Where speciation is driven by interactions with other species, geographic differences in the structure and strength of coevolution may contribute to the process. There is no reason to assume that all interspecific interactions coevolve, but when coevolution does occur, it may differ among populations living in different environments. Moreover, divergent coevolution among populations may increase the overall rate of adaptive divergence among populations over what would occur if populations were adapting only to their physical environments. When a population adapts to a physical environment, selection can often act to improve adaptation of the population to that particular range of physical conditions. A population is able, over time, to climb toward an adaptive peak. But as a population of one species adapts to a population of another species, the environment (i.e., the other species) often becomes a moving target; the adaptive peaks continue to change. Each adaptation in the first species can produce a counteradaptation in the other species. If populations coevolve in different ways in different places, then the coevolutionary process can rapidly lead to multiple highly divergent populations.

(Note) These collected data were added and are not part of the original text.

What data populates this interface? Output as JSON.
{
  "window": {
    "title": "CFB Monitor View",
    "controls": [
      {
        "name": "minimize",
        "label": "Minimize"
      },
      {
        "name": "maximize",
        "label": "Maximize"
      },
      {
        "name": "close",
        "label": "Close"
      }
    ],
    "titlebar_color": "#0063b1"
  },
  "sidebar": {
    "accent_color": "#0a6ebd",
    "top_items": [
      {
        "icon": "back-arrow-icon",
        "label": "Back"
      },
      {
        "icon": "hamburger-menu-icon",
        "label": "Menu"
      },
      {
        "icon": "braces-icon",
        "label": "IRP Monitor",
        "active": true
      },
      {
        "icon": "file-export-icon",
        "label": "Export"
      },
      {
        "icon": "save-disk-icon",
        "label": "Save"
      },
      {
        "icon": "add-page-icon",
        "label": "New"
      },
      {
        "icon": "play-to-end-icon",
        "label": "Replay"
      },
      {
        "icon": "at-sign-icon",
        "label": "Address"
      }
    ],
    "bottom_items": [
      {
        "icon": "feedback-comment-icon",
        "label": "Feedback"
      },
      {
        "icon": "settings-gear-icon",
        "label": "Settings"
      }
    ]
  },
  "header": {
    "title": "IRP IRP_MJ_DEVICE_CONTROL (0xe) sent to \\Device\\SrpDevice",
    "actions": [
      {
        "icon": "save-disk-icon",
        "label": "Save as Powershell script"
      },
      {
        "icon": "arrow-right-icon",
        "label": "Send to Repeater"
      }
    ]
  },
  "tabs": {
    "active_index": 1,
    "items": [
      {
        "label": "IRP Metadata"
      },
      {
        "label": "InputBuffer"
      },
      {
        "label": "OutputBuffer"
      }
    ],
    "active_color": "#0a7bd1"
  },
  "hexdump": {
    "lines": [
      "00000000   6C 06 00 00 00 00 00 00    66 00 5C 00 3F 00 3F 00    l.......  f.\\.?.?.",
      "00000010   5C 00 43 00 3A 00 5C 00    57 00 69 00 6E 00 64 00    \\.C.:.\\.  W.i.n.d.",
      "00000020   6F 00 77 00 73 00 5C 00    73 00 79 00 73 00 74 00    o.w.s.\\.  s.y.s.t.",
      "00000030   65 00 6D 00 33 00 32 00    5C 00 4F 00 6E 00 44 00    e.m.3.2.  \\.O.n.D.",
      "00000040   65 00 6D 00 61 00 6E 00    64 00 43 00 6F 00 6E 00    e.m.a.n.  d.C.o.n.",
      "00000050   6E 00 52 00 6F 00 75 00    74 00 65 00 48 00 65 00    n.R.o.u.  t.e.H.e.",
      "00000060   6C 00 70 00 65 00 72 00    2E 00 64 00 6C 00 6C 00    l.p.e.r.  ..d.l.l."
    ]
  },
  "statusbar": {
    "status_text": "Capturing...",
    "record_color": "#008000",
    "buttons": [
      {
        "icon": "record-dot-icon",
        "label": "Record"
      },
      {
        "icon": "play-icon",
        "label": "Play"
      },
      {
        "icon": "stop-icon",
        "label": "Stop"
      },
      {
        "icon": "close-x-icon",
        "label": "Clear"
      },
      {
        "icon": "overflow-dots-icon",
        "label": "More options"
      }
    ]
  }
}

More broadly, coevolution can fuel the divergence of populations through three sources of variation in interspecific interactions: geographic selection mosaics, coevolutionary hot spots, and trait remixing. Any interaction between two or more species can be characterized as a genotype by genotype by environment interaction (G×G×E). The fitness of any genotype in one species will often depend not only on the distribution of genotypes found in the local population of the other species but also on the particular environment in which the interaction takes place. The expression of genes often differs among environments, making some traits more effective in some environments than in others. In addition, the ecological and evolutionary outcomes of interactions among species are bound to differ among environments, because the surrounding web of life will affect how any two species interact with each other.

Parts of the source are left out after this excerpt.